AAA The challenge of measuring e-commerce performance

The challenge of measuring e-commerce performance

Michael Ross, co-founder and a director of eCommera, said traditional physical retailers reviewed stock and sales weekly and the key management skills
and information, such as like-forlike sale performance, was well understood.

This is not the case in e-commerce, he added, after carrying out a survey of 100 e-commerce directors in the UK.

Almost two-thirds of respondents said their online sales were growing by 20% or less or had fallen in the past year.

Ross said reporting lines were important in e-commerce growth rates, with those reporting lower rates often having an e-commerce director reporting to the chief marketing or information officers rather than to the chief executive as did those with rapid expansion rates.

But Ross said most important was understanding what droveonline sales; measuring the important data points and acting on them.

More than half of companies measure their website’s profitability only monthly or even less frequently if at all, while few track "missed opportunities" – products not being viewed or that remain unsold after being looked at.

Ross said while it was still too early to know what were really the most important data points to follow, the fundamental requirement in deciding what to trace was whether it drove profit and could then be acted on.

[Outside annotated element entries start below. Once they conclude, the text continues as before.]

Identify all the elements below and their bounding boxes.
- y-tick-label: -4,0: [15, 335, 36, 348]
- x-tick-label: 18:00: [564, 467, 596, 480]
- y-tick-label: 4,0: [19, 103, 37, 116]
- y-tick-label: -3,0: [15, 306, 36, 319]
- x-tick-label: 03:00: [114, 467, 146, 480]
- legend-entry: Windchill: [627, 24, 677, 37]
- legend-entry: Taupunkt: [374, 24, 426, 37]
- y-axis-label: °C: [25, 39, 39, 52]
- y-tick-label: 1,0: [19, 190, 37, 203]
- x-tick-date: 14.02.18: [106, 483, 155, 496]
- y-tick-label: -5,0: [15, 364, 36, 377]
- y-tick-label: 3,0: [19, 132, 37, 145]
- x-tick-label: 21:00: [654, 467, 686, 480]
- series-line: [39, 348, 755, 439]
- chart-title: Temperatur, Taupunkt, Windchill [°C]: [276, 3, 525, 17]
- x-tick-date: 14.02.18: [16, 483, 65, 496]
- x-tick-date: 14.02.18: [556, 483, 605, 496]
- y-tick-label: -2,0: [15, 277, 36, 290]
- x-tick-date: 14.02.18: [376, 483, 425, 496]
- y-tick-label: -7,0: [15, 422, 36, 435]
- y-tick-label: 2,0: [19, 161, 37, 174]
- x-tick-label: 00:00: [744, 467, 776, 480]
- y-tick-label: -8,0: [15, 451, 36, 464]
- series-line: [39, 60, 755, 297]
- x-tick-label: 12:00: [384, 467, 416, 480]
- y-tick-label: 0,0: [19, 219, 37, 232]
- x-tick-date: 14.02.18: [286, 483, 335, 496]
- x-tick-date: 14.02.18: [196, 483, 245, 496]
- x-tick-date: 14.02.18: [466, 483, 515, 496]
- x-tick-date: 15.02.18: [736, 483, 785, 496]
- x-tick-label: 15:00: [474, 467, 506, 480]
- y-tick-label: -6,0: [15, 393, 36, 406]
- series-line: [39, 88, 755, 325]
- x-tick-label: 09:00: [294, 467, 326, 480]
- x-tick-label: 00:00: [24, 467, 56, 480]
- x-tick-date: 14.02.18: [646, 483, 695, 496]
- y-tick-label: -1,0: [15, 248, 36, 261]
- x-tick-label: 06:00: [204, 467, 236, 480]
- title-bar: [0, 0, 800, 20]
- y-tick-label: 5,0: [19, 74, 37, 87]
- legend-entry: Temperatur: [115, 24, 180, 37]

He said the five key performance indicators in e-commerce were:

1. Number of orders placed on the website, and how online browsing affects offline purchases.

2. Profit per order – the trade-off between order volume and the profit made on each item sold.

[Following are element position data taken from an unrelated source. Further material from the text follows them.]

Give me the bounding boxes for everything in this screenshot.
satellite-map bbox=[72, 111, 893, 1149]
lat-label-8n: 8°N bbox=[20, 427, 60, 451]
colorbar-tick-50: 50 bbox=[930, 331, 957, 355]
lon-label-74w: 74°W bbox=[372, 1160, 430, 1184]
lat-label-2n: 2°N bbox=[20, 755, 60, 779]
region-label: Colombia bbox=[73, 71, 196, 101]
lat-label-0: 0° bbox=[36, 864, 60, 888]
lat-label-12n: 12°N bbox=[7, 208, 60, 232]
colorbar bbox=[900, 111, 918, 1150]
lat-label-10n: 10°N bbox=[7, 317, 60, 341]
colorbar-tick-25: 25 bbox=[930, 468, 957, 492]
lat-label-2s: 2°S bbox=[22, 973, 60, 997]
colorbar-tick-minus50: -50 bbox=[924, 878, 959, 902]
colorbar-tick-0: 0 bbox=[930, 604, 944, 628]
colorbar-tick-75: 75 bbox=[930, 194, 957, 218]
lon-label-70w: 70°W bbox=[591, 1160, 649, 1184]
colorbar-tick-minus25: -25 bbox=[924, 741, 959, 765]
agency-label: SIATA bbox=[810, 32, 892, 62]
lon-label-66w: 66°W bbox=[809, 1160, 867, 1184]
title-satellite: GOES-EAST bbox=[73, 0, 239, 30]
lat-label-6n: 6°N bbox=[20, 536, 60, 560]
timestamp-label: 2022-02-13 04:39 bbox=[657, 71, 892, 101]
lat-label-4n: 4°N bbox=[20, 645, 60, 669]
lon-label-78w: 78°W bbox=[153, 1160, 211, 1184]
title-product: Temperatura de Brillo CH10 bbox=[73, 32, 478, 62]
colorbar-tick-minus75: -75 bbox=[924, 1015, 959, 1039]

3. Lost profit per order – the difference between net sales and the number of orders after cancellations, refusals, fraud, returns or lack of availability are taken into consideration.

4. Return on inventory, or where best to hold stock in the supply chain from manufacturer to shipment.

5. Customer satisfaction, such as "delivery on promise" – getting the ordered goods to the customer before, after or as promised.

Ross said the biggest online sales company, US-listed Amazon, which he called the "grandmaster of e-commerce" focused on customer satisfaction.

In his letter to shareholders in April, Jeff Bezos, chief executive
of Amazon, said: "Focusing our energy on the controllable inputs to our business is the most effective way to maximise financial outputs over time…

"For 2010, we have 452 detailed goals with owners, deliverables and targeted completion dates … 360 of the 452 goals will have a direct impact on customer experience.

The word revenue is used eight times [and] net income, gross profit or margin and operating profit are not used once."
Amazon posts annual sales of $24.5bn (€20bn), or 19.4% of the total by the 500 biggest e-commerce websites.